Spanish marine biologists have welcomed news that eight live specimens of the exotic fan mussel (Pinna Nobilis) have been located around the tourism hotspots of Mallorca and Menorca after it was believed that they had been completely wiped out by a parasite.
Technical staff from the Department of the Environment and the Balearic Oceanographic Center have confirmed the discovery of eight of the fan mussels in the touristic spots in a search carried out on 19th October.
Pinna nobilis, commonly named noble pen shell or fan mussel, is a large species of Mediterranean clam, a marine bivalve mollusc in the family of the pen shells.
It’s size is surprising in comparison to other molluscs, as it reaches up to 120 centimeters (4 feet) of shell length.
Most of the specimens found have been located by individuals, mainly sport divers, who were asked by the experts to report any sightings to see if the molluscs were making a return after the population was eradicated.

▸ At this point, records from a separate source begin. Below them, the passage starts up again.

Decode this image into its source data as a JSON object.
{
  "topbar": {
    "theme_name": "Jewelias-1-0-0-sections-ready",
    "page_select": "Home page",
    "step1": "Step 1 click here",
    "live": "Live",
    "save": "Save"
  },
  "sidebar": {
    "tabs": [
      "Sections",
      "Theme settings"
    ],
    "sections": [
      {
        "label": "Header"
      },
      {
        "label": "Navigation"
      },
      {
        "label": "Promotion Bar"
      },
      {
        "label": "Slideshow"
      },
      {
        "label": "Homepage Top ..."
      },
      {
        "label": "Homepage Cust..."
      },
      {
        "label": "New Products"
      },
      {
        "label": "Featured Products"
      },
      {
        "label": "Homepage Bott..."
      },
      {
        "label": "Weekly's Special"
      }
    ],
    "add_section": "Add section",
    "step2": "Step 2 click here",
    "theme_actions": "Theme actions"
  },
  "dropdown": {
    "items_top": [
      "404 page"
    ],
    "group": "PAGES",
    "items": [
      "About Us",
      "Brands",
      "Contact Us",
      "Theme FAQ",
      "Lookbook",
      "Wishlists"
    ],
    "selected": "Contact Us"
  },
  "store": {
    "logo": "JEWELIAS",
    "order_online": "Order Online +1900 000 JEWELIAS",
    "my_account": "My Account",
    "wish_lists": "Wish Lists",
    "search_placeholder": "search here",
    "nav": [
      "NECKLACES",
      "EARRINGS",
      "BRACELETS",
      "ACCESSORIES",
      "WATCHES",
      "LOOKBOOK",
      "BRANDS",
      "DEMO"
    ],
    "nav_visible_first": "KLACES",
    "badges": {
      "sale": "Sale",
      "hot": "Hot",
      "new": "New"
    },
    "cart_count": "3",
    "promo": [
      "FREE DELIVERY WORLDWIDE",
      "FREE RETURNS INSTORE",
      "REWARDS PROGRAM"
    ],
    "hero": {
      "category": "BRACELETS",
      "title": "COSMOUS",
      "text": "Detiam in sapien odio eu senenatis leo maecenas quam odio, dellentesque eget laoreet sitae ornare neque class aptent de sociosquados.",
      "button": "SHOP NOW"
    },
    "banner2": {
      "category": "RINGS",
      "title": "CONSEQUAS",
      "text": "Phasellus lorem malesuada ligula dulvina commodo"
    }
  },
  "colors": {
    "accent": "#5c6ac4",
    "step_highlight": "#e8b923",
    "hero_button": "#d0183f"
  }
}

These collaborators have reported their observations to the administration, as explained by local newspaper MallorcaHoy.
During the past four years, due to an epidemic of extreme mortality, the population of the noble pen shells was thought to have been completely eradicated from the Balearic Islands and Spanish coast.
They city was completely eradicated suffering a hundred percent mortality rate in 2016 because of a parasite, but conservation efforts including relocation from other areas appears to have borne fruit now that eight of the huge molluscs have been found independently around the region.
It was initially a mystery as to why they were dying but extensive tests clearly exposed the presence of a parasite within the digestive gland of the noble pen shells which was blamed for the widespread deaths.